MCP does not solve everything, though. It assumes the user already has an account. It does not help a stranger find your content and pay for it on the spot. For that you need the next layer.

Paradigm three: x402 and RSL — the missing payment and rights layers

This is the part I think will look obvious in retrospect.

HTTP 402 has been sitting in the spec since the 1990s. It means “Payment Required.” It was never implemented. x402 is a payment standard built around that status code, and Cloudflare has been pushing it hard. The flow is dead simple: agent requests a resource, server returns 402 with a price, agent authorizes a stablecoin payment, server delivers the resource. One round trip. No human in the loop. No API key a human had to configure in a billing dashboard ahead of time.

Cloudflare’s pay-per-crawl marketplace sits on top of this, and the numbers are wild. Cloudflare’s network is processing a billion HTTP 402 responses per day. AI scrapers visit a site at tens-of-thousands to one relative to the human traffic they send back, compared to a 2-to-1 ratio a decade ago. The unit economics of the open web finally, structurally, support charging.

And then there is RSL — Really Simple Licensing — which is robots.txt grown up. Instead of “allowed/disallowed,” sites declare terms in machine-readable form: pay-per-crawl, pay-per-inference, flat subscription, or free with attribution. Reddit and Medium are early backers. Crawlers and agents can negotiate against the terms before they fetch.

The really interesting part is what happens when you combine these. AWS just shipped Bedrock AgentCore Payments — agents pay over x402 with stablecoins, and Coinbase runs an x402 Bazaar MCP server with over 10,000 paid endpoints agents can discover.

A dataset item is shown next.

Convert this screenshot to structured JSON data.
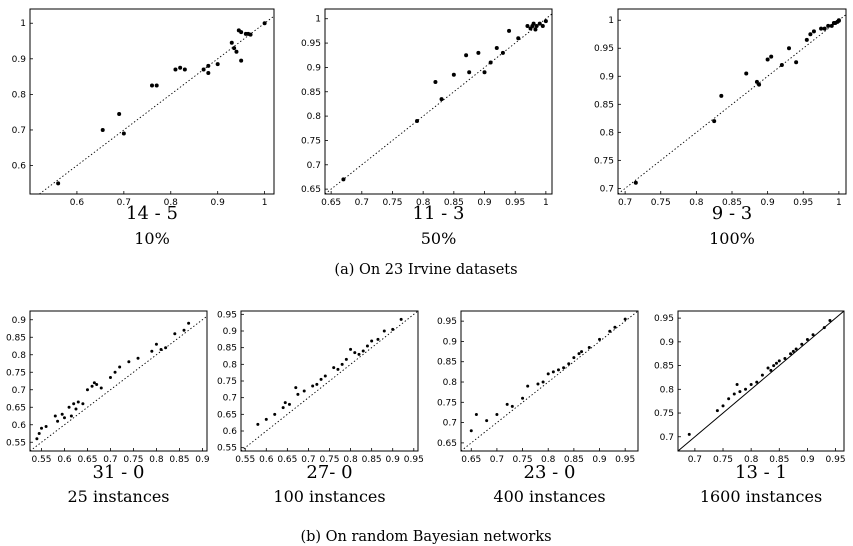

So now MCP gives you the integration and authorization layer, x402 gives you the payment layer, RSL gives you the rights-declaration layer, and the agent traverses all three without ever pausing the user’s workflow. The cost shows up on a session budget. That is the whole thing.

Wrap up

The licensing deals are a one-time settlement of the old web. They matter, the numbers are large, and they will keep happening — but the leverage curve is wrong and everyone in the business knows it. MCP plus x402 plus RSL is the architecture of the next web, where the unit of commerce is not “human visits page, sees ad” but “agent fetches resource, settles micropayment, returns answer to a human.” It is the architecture where my original instinct — content paywalled, AI pays to access — actually becomes mechanically possible, because the payment and the auth and the access all happen at the moment of use rather than once-ever at training time.

I should be honest about the caveat. Most of this is still early. On-chain x402 volume was around $28,000 per day in March, which is rounding error. MCP server quality is uneven. RSL is more aspiration than adoption. Nobody has settled the question of whether crypto rails win or fiat rails do — Visa and Mastercard have their own Trusted Agent Protocol pushing the same direction from the other side. The technical pieces exist; the market structure does not yet.

But the technical pieces exist. That is the part that was not true a year ago. Build something, hook up an MCP server with a 402 in front of it, see what happens. That is the pitch, and I think it is going to work.